The Poller calls the polled callable object in a separate thread.
But the callbacks (value changed and on error) are executed in
the main mxCuBE thread.

Starting from mxCuBE v2, 2 loops are running in the main thread:
  • Qt's loop
  • gevent loop

(more precisely, there is only one loop the Qt one that also
runs gevent processing in the current implementation)

The Poller interacts with the gevent loop, as it is not part of
the GUI part of mxCuBE.

gevent has a mechanism to deal with multiple threads called
the "asynchronous watcher". Each Poller object creates an async
watcher in its constructor:

class _Poller(threading.Thread):
    def __init__(self, polled_call, polled_call_args=(), polling_period=1000, value_changed_callback=None, error_callback=None, compare=True):
        threading.Thread.__init__(self)
        ...
        self.async_watcher = gevent.get_hub().loop.async()

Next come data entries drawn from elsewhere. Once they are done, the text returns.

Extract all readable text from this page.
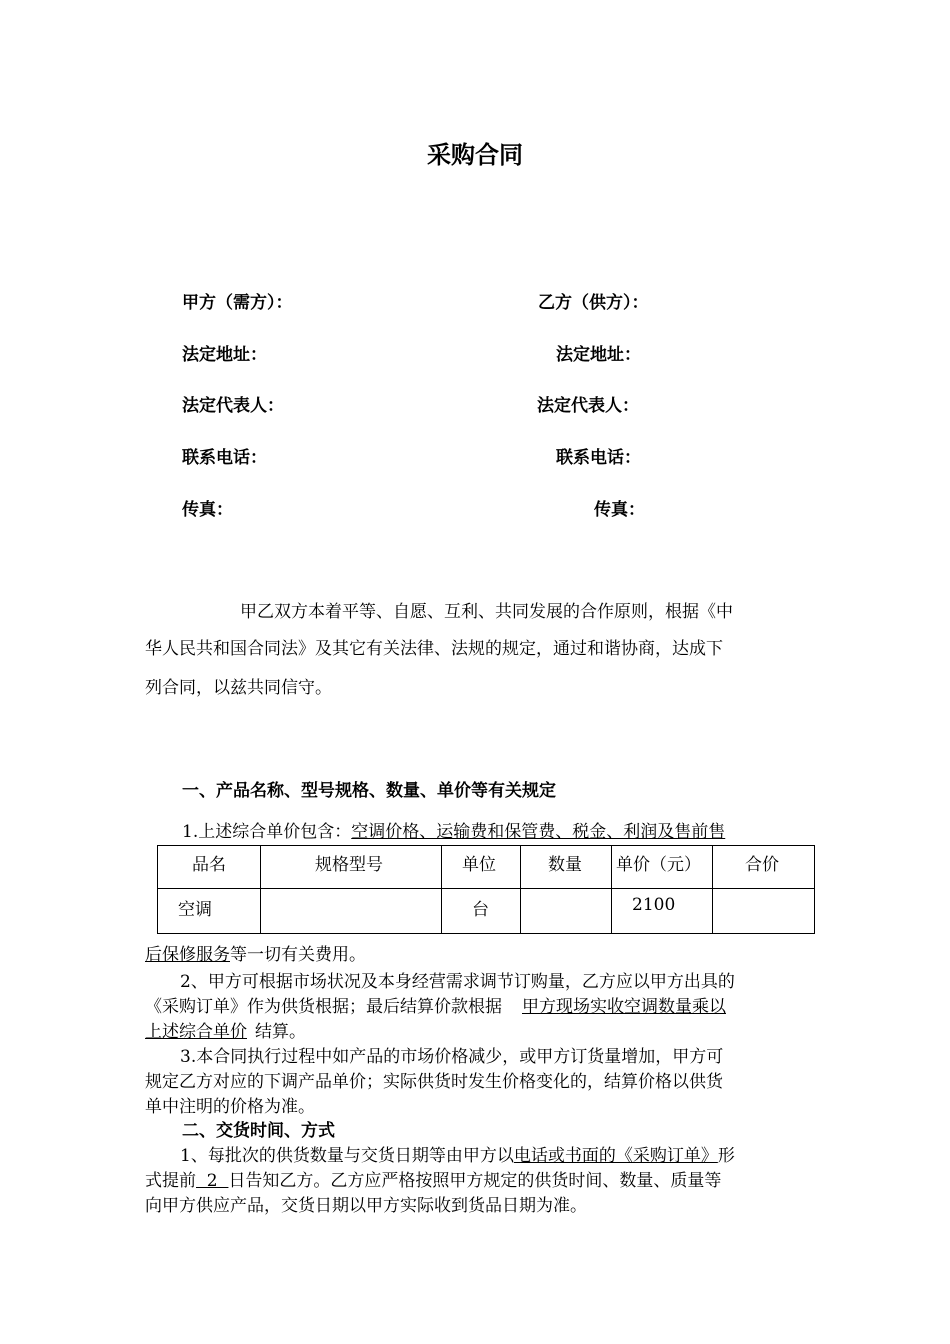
采购合同
甲方（需方）：
法定地址：
法定代表人：
联系电话：
传真：
乙方（供方）：
法定地址：
法定代表人：
联系电话：
传真：
甲乙双方本着平等、自愿、互利、共同发展的合作原则，根据《中
华人民共和国合同法》及其它有关法律、法规的规定，通过和谐协商，达成下
列合同，以兹共同信守。
一、产品名称、型号规格、数量、单价等有关规定
1.上述综合单价包含：空调价格、运输费和保管费、税金、利润及售前售
品名	规格型号	单位	数量	单价（元）	合价

空调		台		2100	

后保修服务等一切有关费用。
2、甲方可根据市场状况及本身经营需求调节订购量，乙方应以甲方出具的
《采购订单》作为供货根据；最后结算价款根据 甲方现场实收空调数量乘以
上述综合单价 结算。
3.本合同执行过程中如产品的市场价格减少，或甲方订货量增加，甲方可
规定乙方对应的下调产品单价；实际供货时发生价格变化的，结算价格以供货
单中注明的价格为准。
二、交货时间、方式
1、每批次的供货数量与交货日期等由甲方以电话或书面的《采购订单》形
式提前  2  日告知乙方。乙方应严格按照甲方规定的供货时间、数量、质量等
向甲方供应产品，交货日期以甲方实际收到货品日期为准。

It is associated to a callback, as soon as the Poller thread
starts, using the "start" method of the async watcher object:

self.async_watcher.start(self.new_event)

From the Poller thread, it is enough to call "self.async_watcher.send()"
to have the "self.new_event" callback being executed by gevent loop,
as soon as it can, in a thread safe manner.

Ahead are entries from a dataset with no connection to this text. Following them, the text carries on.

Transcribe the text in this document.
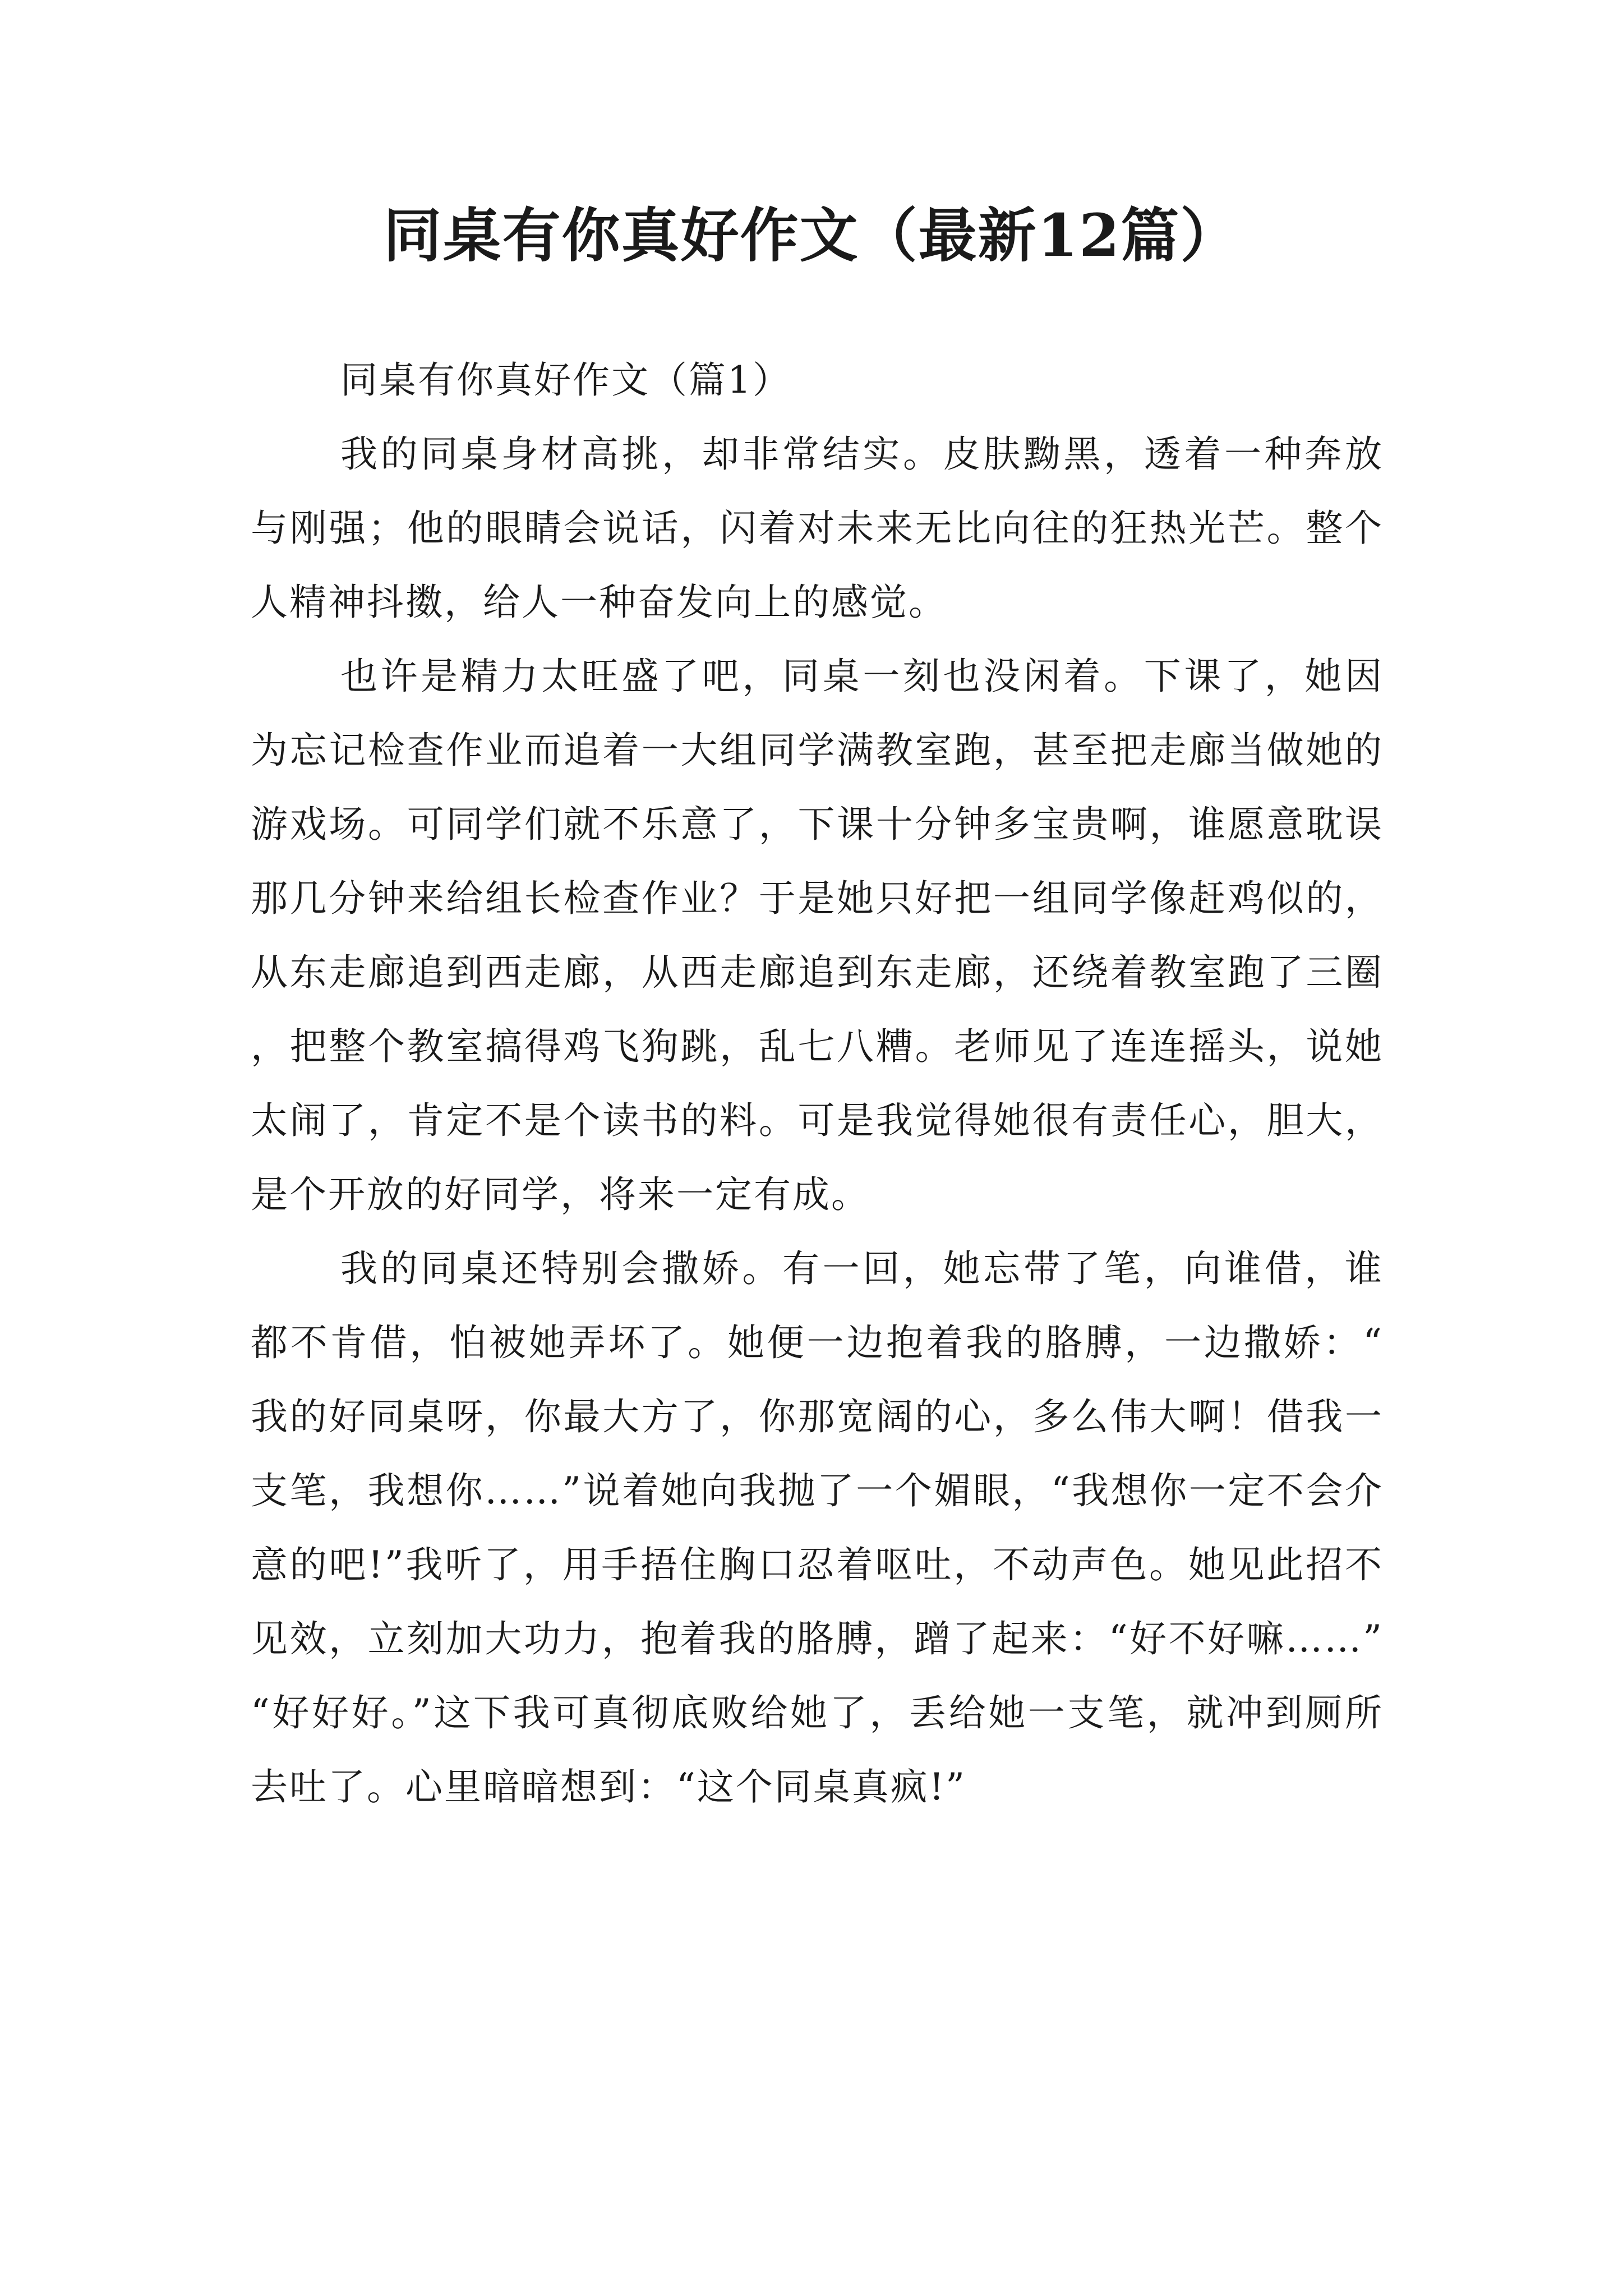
同桌有你真好作文（最新12篇）
同桌有你真好作文（篇1）

我的同桌身材高挑，却非常结实。皮肤黝黑，透着一种奔放与刚强；他的眼睛会说话，闪着对未来无比向往的狂热光芒。整个人精神抖擞，给人一种奋发向上的感觉。

也许是精力太旺盛了吧，同桌一刻也没闲着。下课了，她因为忘记检查作业而追着一大组同学满教室跑，甚至把走廊当做她的游戏场。可同学们就不乐意了，下课十分钟多宝贵啊，谁愿意耽误那几分钟来给组长检查作业？于是她只好把一组同学像赶鸡似的，从东走廊追到西走廊，从西走廊追到东走廊，还绕着教室跑了三圈，把整个教室搞得鸡飞狗跳，乱七八糟。老师见了连连摇头，说她太闹了，肯定不是个读书的料。可是我觉得她很有责任心，胆大，是个开放的好同学，将来一定有成。

我的同桌还特别会撒娇。有一回，她忘带了笔，向谁借，谁都不肯借，怕被她弄坏了。她便一边抱着我的胳膊，一边撒娇：“我的好同桌呀，你最大方了，你那宽阔的心，多么伟大啊！借我一支笔，我想你……”说着她向我抛了一个媚眼，“我想你一定不会介意的吧!”我听了，用手捂住胸口忍着呕吐，不动声色。她见此招不见效，立刻加大功力，抱着我的胳膊，蹭了起来：“好不好嘛……”“好好好。”这下我可真彻底败给她了，丢给她一支笔，就冲到厕所去吐了。心里暗暗想到：“这个同桌真疯!”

In order to pass data between the threads, a Queue object can be
used. Indeed, when the "new_event" callback is executed by gevent
loop, in the meantime the other thread is not blocked. The way data is
passed has to thread-safe too.

Here is a schematic view of the whole thing:

         THREAD A (gevent loop)             |               THREAD B
                                            |
aw = gevent.get_hub().loop.async_watcher()  | self.aw = aw
q = Queue.Queue()                           | self.q = q
def my_thread_safe_callback():              |
  ...                                       |
aw.start(my_thread_safe_callback)           |
                                            | self.run() => now in thread body
                                            | ...
                                            | from thread body: self.q.put(my_data)
                                            |                   self.aw.send()
=> in my_thread_safe_callback:              |
   my_data = q.get()                        |

Real world examples of Poller module usage within mxCuBE

The Taco Command module

The Tango Command module

Additionally to the Poller usage, the Tango Command module also
makes another use of the gevent async watcher objects with
Tango events.

Indeed, Tango events are received in a callback, from the Tango
threads. So the final "user" callback has to be received within
the gevent loop - the same trick as described above is used.

In general, any thread-safety issue between a gevent loop and
a thread can be solved like described above.